A few weeks ago, my brand new computer’s hard drive crashed. Still dealing with that, but in the mean time, I have been able to rebuild my photo files and invested in a smart phone, which should allow me to upload photos and everything else and keep things up to date here! I feel like a crazy zippy technology wizard! Pow!
Which doesn’t really relate to anything, but it’s part of the ongoing narrative of this time in my life. A few days ago was also the anniversary of my car crash, and I must admit to feeling rather proud of the changes I’ve made and pursued since this time last year.
I have completed a second series of Graphic Novel Inspired Autobiographical Tiles, which turned out well, with the exception of some firing related glaze bubbles which somewhat obscured some of the letters. I will be re-firing these to see if I can settle the bubbles down. This series was the first with my delightful type-set. I find I may be losing perspective on how well the lettering works, simply because I love the delivery- it’s very methodical and meditative, and I am thrilled by the sort of “old typewriter” look. I need objective witnesses. Here are photos:
Then, I am working on a series of Story Bricks, each stamped with my favorite words. This current bunch is, I hope, the starting point of a longer series, even just for my own fun, that will continue to document the words that I find particularly satisfying to use, or their meaning is important to me, or I just like how they sound. The idea is that viewers can stack and re-stack these bricks like a 3D magnetic poetry set, but instead of making poems or sentences, these bricks will form a wall or pile of visual and verbal textures. Communication is sometimes hard, there are walls and small gaps, and there are intents and then understandings, sometimes inexplicably achieved. How do we ever really know if we are understanding exactly what someone is telling us? And how do the “feelings” of words work to portray that? My current favorite combination: Shrike, Empirical, and Cathexis. These form this logic in my head: a Shrike is kind of hawk, a great observer, the eagle-eye, forming Empirical views, objective realities, which in turn confirms existence, giving meaning to the objects in view (a side-long interpretation of Cathexis). Oh, god, the nerdery. This may be complete BS, but I love how each of these words could tie to the others, and as I keep moving them around in the studio I see more and more of these connections.

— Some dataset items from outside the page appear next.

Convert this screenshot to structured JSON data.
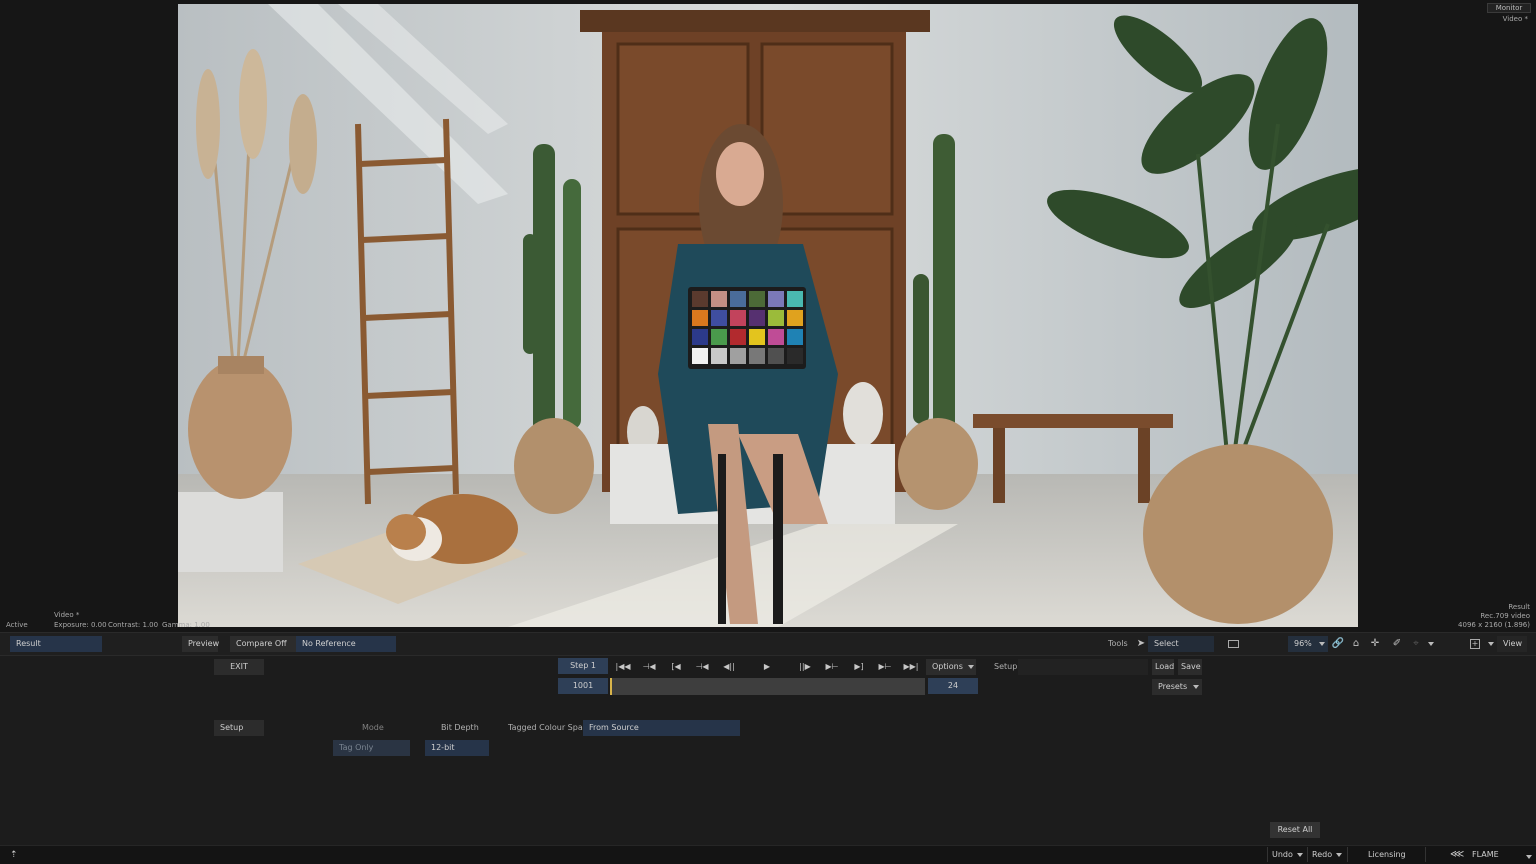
{
  "viewer": {
    "monitor_label": "Monitor",
    "video_label": "Video *",
    "bottom_left": {
      "status": "Active",
      "video": "Video *",
      "exposure": "Exposure: 0.00",
      "contrast": "Contrast: 1.00",
      "gamma": "Gamma: 1.00"
    },
    "bottom_right": {
      "result": "Result",
      "colour_space": "Rec.709 video",
      "resolution": "4096 x 2160 (1.896)"
    },
    "checker_colors": [
      "#5a3a2e",
      "#c48f84",
      "#4a6c9a",
      "#4c6a37",
      "#7b79b8",
      "#4ab9b0",
      "#d9781e",
      "#3f4ea0",
      "#c2435c",
      "#563070",
      "#9bbb3a",
      "#e0a21e",
      "#2c3a8a",
      "#4a9a4c",
      "#b22a2e",
      "#e3c41e",
      "#bf4c96",
      "#1f82b4",
      "#f2f2f2",
      "#c8c8c8",
      "#a0a0a0",
      "#787878",
      "#505050",
      "#2a2a2a"
    ]
  },
  "toolbar": {
    "result": "Result",
    "preview": "Preview",
    "compare": "Compare Off",
    "reference": "No Reference",
    "tools_label": "Tools",
    "select_label": "Select",
    "zoom": "96%",
    "view": "View"
  },
  "panel": {
    "exit": "EXIT",
    "step": "Step 1",
    "frame_start": "1001",
    "frame_end": "24",
    "options": "Options",
    "setup_label": "Setup",
    "load": "Load",
    "save": "Save",
    "presets": "Presets",
    "setup_button": "Setup",
    "mode_label": "Mode",
    "mode_value": "Tag Only",
    "bit_depth_label": "Bit Depth",
    "bit_depth_value": "12-bit",
    "tagged_label": "Tagged Colour Space",
    "tagged_value": "From Source",
    "reset_all": "Reset All"
  },
  "statusbar": {
    "undo": "Undo",
    "redo": "Redo",
    "licensing": "Licensing",
    "brand": "FLAME"
  }
}
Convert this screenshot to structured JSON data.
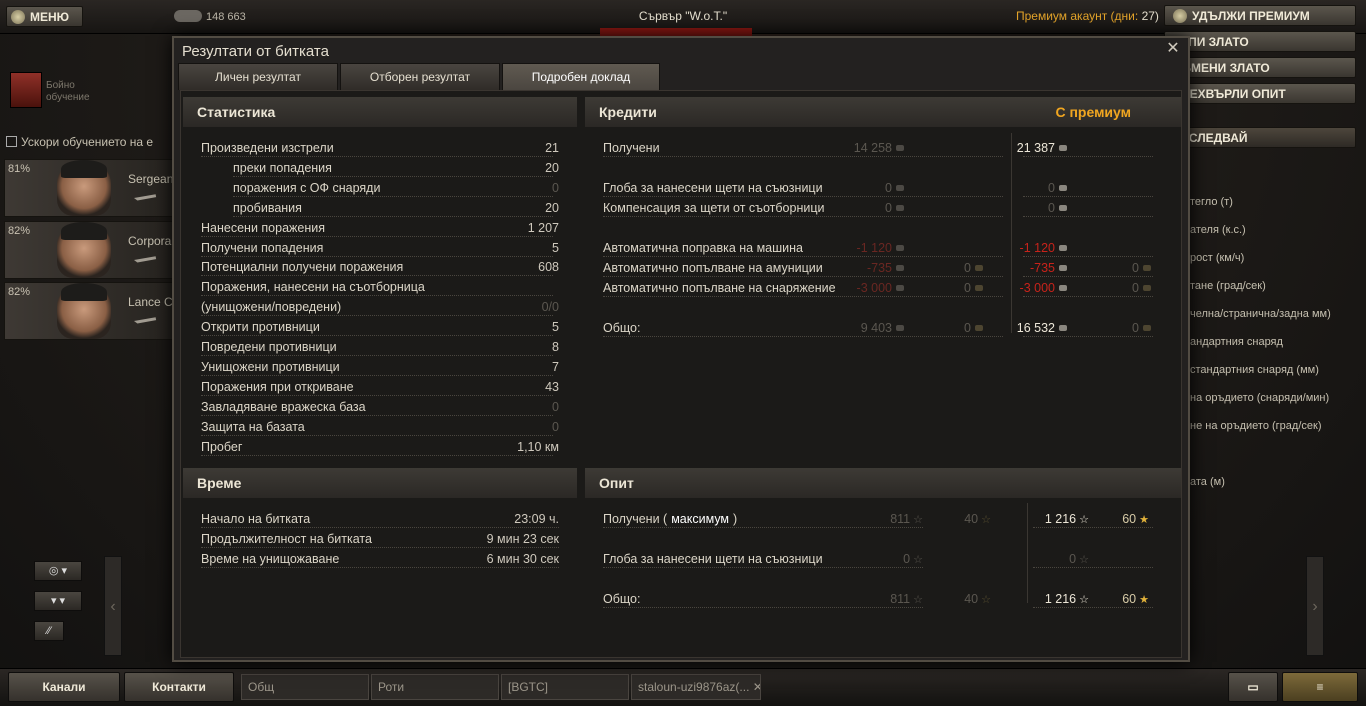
{
  "top": {
    "menu": "МЕНЮ",
    "credits": "148 663",
    "server": "Сървър \"W.o.T.\"",
    "premium_label": "Премиум акаунт (дни:",
    "premium_days": "27)",
    "extend": "УДЪЛЖИ ПРЕМИУМ",
    "buy_gold": "КУПИ ЗЛАТО",
    "exchange_gold": "ОБМЕНИ ЗЛАТО",
    "transfer_xp": "ПРЕХВЪРЛИ ОПИТ",
    "research": "ИЗСЛЕДВАЙ"
  },
  "left": {
    "training": "Бойно\nобучение",
    "accelerate": "Ускори обучението на е",
    "crew": [
      {
        "pct": "81%",
        "rank": "Sergeant"
      },
      {
        "pct": "82%",
        "rank": "Corporal"
      },
      {
        "pct": "82%",
        "rank": "Lance Co"
      }
    ]
  },
  "right_stats": [
    "тегло (т)",
    "ателя (к.с.)",
    "рост (км/ч)",
    "тане (град/сек)",
    "челна/странична/задна мм)",
    "андартния снаряд",
    "стандартния снаряд (мм)",
    "на оръдието (снаряди/мин)",
    "не на оръдието (град/сек)",
    "ата (м)"
  ],
  "dialog": {
    "title": "Резултати от битката",
    "close": "✕",
    "tabs": [
      "Личен резултат",
      "Отборен резултат",
      "Подробен доклад"
    ],
    "stats": {
      "header": "Статистика",
      "rows": [
        {
          "label": "Произведени изстрели",
          "value": "21",
          "indent": false,
          "dim": false
        },
        {
          "label": "преки попадения",
          "value": "20",
          "indent": true,
          "dim": false
        },
        {
          "label": "поражения с ОФ снаряди",
          "value": "0",
          "indent": true,
          "dim": true
        },
        {
          "label": "пробивания",
          "value": "20",
          "indent": true,
          "dim": false
        },
        {
          "label": "Нанесени поражения",
          "value": "1 207",
          "indent": false,
          "dim": false
        },
        {
          "label": "Получени попадения",
          "value": "5",
          "indent": false,
          "dim": false
        },
        {
          "label": "Потенциални получени поражения",
          "value": "608",
          "indent": false,
          "dim": false
        },
        {
          "label": "Поражения, нанесени на съотборница",
          "value": "",
          "indent": false,
          "dim": false
        },
        {
          "label": "(унищожени/повредени)",
          "value": "0/0",
          "indent": false,
          "dim": true
        },
        {
          "label": "Открити противници",
          "value": "5",
          "indent": false,
          "dim": false
        },
        {
          "label": "Повредени противници",
          "value": "8",
          "indent": false,
          "dim": false
        },
        {
          "label": "Унищожени противници",
          "value": "7",
          "indent": false,
          "dim": false
        },
        {
          "label": "Поражения при откриване",
          "value": "43",
          "indent": false,
          "dim": false
        },
        {
          "label": "Завладяване вражеска база",
          "value": "0",
          "indent": false,
          "dim": true
        },
        {
          "label": "Защита на базата",
          "value": "0",
          "indent": false,
          "dim": true
        },
        {
          "label": "Пробег",
          "value": "1,10 км",
          "indent": false,
          "dim": false
        }
      ]
    },
    "time": {
      "header": "Време",
      "rows": [
        {
          "label": "Начало на битката",
          "value": "23:09 ч."
        },
        {
          "label": "Продължителност на битката",
          "value": "9 мин 23 сек"
        },
        {
          "label": "Време на унищожаване",
          "value": "6 мин 30 сек"
        }
      ]
    },
    "credits": {
      "header": "Кредити",
      "premium": "С премиум",
      "rows": [
        {
          "label": "Получени",
          "base": "14 258",
          "base_gold": "",
          "prem": "21 387",
          "prem_gold": "",
          "neg": false,
          "gap": 0
        },
        {
          "label": "Глоба за нанесени щети на съюзници",
          "base": "0",
          "base_gold": "",
          "prem": "0",
          "prem_gold": "",
          "neg": false,
          "gap": 1
        },
        {
          "label": "Компенсация за щети от съотборници",
          "base": "0",
          "base_gold": "",
          "prem": "0",
          "prem_gold": "",
          "neg": false,
          "gap": 1
        },
        {
          "label": "Автоматична поправка на машина",
          "base": "-1 120",
          "base_gold": "",
          "prem": "-1 120",
          "prem_gold": "",
          "neg": true,
          "gap": 2
        },
        {
          "label": "Автоматично попълване на амуниции",
          "base": "-735",
          "base_gold": "0",
          "prem": "-735",
          "prem_gold": "0",
          "neg": true,
          "gap": 2
        },
        {
          "label": "Автоматично попълване на снаряжение",
          "base": "-3 000",
          "base_gold": "0",
          "prem": "-3 000",
          "prem_gold": "0",
          "neg": true,
          "gap": 2
        },
        {
          "label": "Общо:",
          "base": "9 403",
          "base_gold": "0",
          "prem": "16 532",
          "prem_gold": "0",
          "neg": false,
          "gap": 3
        }
      ]
    },
    "xp": {
      "header": "Опит",
      "rows": [
        {
          "label": "Получени (",
          "emph": "максимум",
          "close": ")",
          "base": "811",
          "base_free": "40",
          "prem": "1 216",
          "prem_free": "60"
        },
        {
          "label": "Глоба за нанесени щети на съюзници",
          "emph": "",
          "close": "",
          "base": "0",
          "base_free": "",
          "prem": "0",
          "prem_free": ""
        },
        {
          "label": "Общо:",
          "emph": "",
          "close": "",
          "base": "811",
          "base_free": "40",
          "prem": "1 216",
          "prem_free": "60"
        }
      ]
    }
  },
  "bottom": {
    "channels": "Канали",
    "contacts": "Контакти",
    "chan1": "Общ",
    "chan2": "Роти",
    "chan3": "[BGTC]",
    "chan4": "staloun-uzi9876az(..."
  }
}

The figures in this photo are body language studies for this piece:
It is based off of a combination of two of these small figures, and this piece, which is the sculpture that could have impaled me, but didn’t, in my car crash a year ago.
It is also a continuation of some previous work, finding figurative but somewhat organic forms to depict growth and change, which has been a lot of what this past year has been about. For this piece, I was looking for shapes like the ecstatic arching up of bulb sprouts, coming out of the earth in the spring. Also, abstracted spine and lumbar musculature- some of my favorite human shapes, combining grace and core strength simultaneously. This piece, I think, embodies a lot of what this past year has been for me, stretching into new purposes, and a new(ish) feeling of enthusiasm for these purposes, including Grad School and new jobs, and shaping my teaching work to its best potential.
These are the continuation of the mugs from the first half of the semester. I just am not drawn to make super fancy mugs, though I will keep pushing to find what mugs are really “mine”, and these are by far my best ever good-useful-mugs-with-more-character-than-before. I had a few weeks of spectacular throwing luck, and the walls are thin and solid, with handles that I am growing very fond of. The handle angle allows you to hold your wrist straight and drink, for the most part. They slope downward slightly, which must be a visceral shape to me, because I just can’t stop looking at them. I wish some of the lips were just a touch thicker, but I love the feel, and am looking forward pursuing this series further in the future.
On the whole, I am very satisfied with these series’.
These are my two most recent glaze test pieces, Copper Carbonate and Cobalt Carbonate:
I want to eat the blues.
I love doing these different colorants, and weighing out the recipes. Comparing subconsciously which ingredients are heavier, like a pile of EPK is almost double a pile of Dolomite of the same weight. Fascinating. Or that when I weighed my Rutile tests this week, it was really hard to get the smaller measurements, because Rutile is such a molecularly heavy material, where weighing the same gram amount of Copper Carbonate made a much larger and more easily reduced pile. Dig it.
So, this is where work is at right now. Kiln firings this week. More to come.